How the ICC Field Office in Uganda is Using SMS to Update Communities about the Ongwen Trial

In northern Uganda, many people have expressed interest in following the trial of former Lord’s Resistance Army (LRA) commander Dominic Ongwen. However, most people are unable to do so on a regular basis due to lack of convenient channels. For this reason, the International Criminal Court (ICC) field office in Uganda began disseminating information through short message services (SMS) or text messages. This article explores perspectives of select community members in Lukodi village regarding the effectiveness of the initiative.

Ongwen, a former commander of the Lord’s Resistance Army (LRA) has been on trial since December 6, 2016. He is charged with 70 counts of war crimes and crimes against humanity allegedly committed in the former Internally Displaced Persons (IDP) camps of Lukodi, Abok, Pajule, and Odek.

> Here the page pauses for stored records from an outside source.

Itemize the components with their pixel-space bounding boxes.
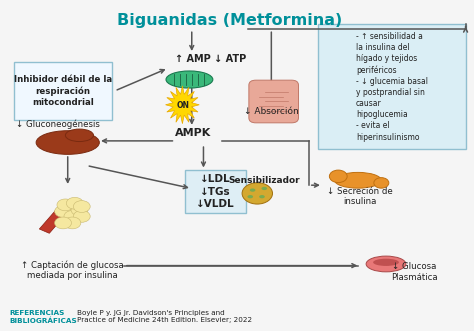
Text: ↑ AMP ↓ ATP: ↑ AMP ↓ ATP [175, 54, 246, 64]
Ellipse shape [366, 256, 406, 272]
Text: Boyle P y. JG Jr. Davidson's Principles and
Practice of Medicine 24th Edition. E: Boyle P y. JG Jr. Davidson's Principles … [77, 310, 252, 323]
Ellipse shape [329, 170, 347, 183]
Text: ↓ Glucosa
Plasmática: ↓ Glucosa Plasmática [391, 262, 438, 282]
Polygon shape [165, 86, 199, 124]
Text: ↑ Captación de glucosa
mediada por insulina: ↑ Captación de glucosa mediada por insul… [21, 260, 124, 280]
Text: REFERENCIAS
BIBLIOGRÁFICAS: REFERENCIAS BIBLIOGRÁFICAS [9, 310, 77, 323]
Text: Inhibidor débil de la
respiración
mitocondrial: Inhibidor débil de la respiración mitoco… [14, 75, 112, 107]
Text: ↓ Secreción de
insulina: ↓ Secreción de insulina [328, 187, 393, 207]
Circle shape [73, 201, 90, 213]
Text: AMPK: AMPK [175, 128, 211, 138]
Ellipse shape [373, 259, 399, 266]
Ellipse shape [335, 172, 382, 188]
Ellipse shape [259, 195, 265, 198]
FancyBboxPatch shape [318, 24, 465, 149]
Ellipse shape [242, 183, 273, 204]
Ellipse shape [36, 131, 100, 154]
Ellipse shape [250, 188, 255, 192]
Text: ↓LDL
↓TGs
↓VLDL: ↓LDL ↓TGs ↓VLDL [196, 174, 235, 209]
Ellipse shape [247, 195, 253, 198]
Circle shape [71, 204, 88, 216]
Circle shape [64, 211, 81, 222]
Ellipse shape [166, 71, 213, 88]
Circle shape [73, 211, 90, 222]
Circle shape [57, 199, 74, 211]
FancyBboxPatch shape [249, 80, 299, 123]
Circle shape [55, 206, 72, 217]
FancyArrow shape [39, 200, 75, 233]
Text: - ↑ sensibilidad a
la insulina del
hígado y tejidos
periféricos
- ↓ glucemia bas: - ↑ sensibilidad a la insulina del hígad… [356, 32, 428, 141]
Circle shape [64, 217, 81, 229]
Ellipse shape [65, 129, 93, 142]
FancyBboxPatch shape [14, 62, 112, 119]
Ellipse shape [262, 187, 267, 190]
Circle shape [66, 197, 83, 209]
Ellipse shape [374, 178, 389, 188]
Text: ↓ Gluconeogénesis: ↓ Gluconeogénesis [16, 120, 100, 129]
Text: Biguanidas (Metformina): Biguanidas (Metformina) [117, 13, 342, 28]
Circle shape [55, 217, 72, 229]
Text: Sensibilizador: Sensibilizador [228, 176, 300, 185]
FancyBboxPatch shape [185, 170, 246, 213]
Text: ON: ON [177, 101, 190, 110]
Text: ↓ Absorción: ↓ Absorción [244, 107, 299, 116]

The ICC field office in Uganda is tasked with disseminating information and updating the public about Ongwen’s trial in order to promote community and victim participation. To accomplish this, the field office traditionally relied on conventional approaches, such as community outreach events, public screenings, radio programs, and dissemination meetings. In April 2017, however, the field office launched a free interactive SMS platform designed to create awareness and engage local communities in the Ongwen trial.

As Maria Kamara, ICC Outreach Coordinator for Kenya and Uganda, pointed out, “The centrality of victims and affected communities to our various engagements drives the quest to continuously explore new, innovative, and cost-effective ways through which victims, affected communities and various stakeholders can have access to and participate in the judicial processes. The SMS platform was therefore identified as [a] feasible and cost-effective approach that can complementarily feed into the already existing Outreach initiatives.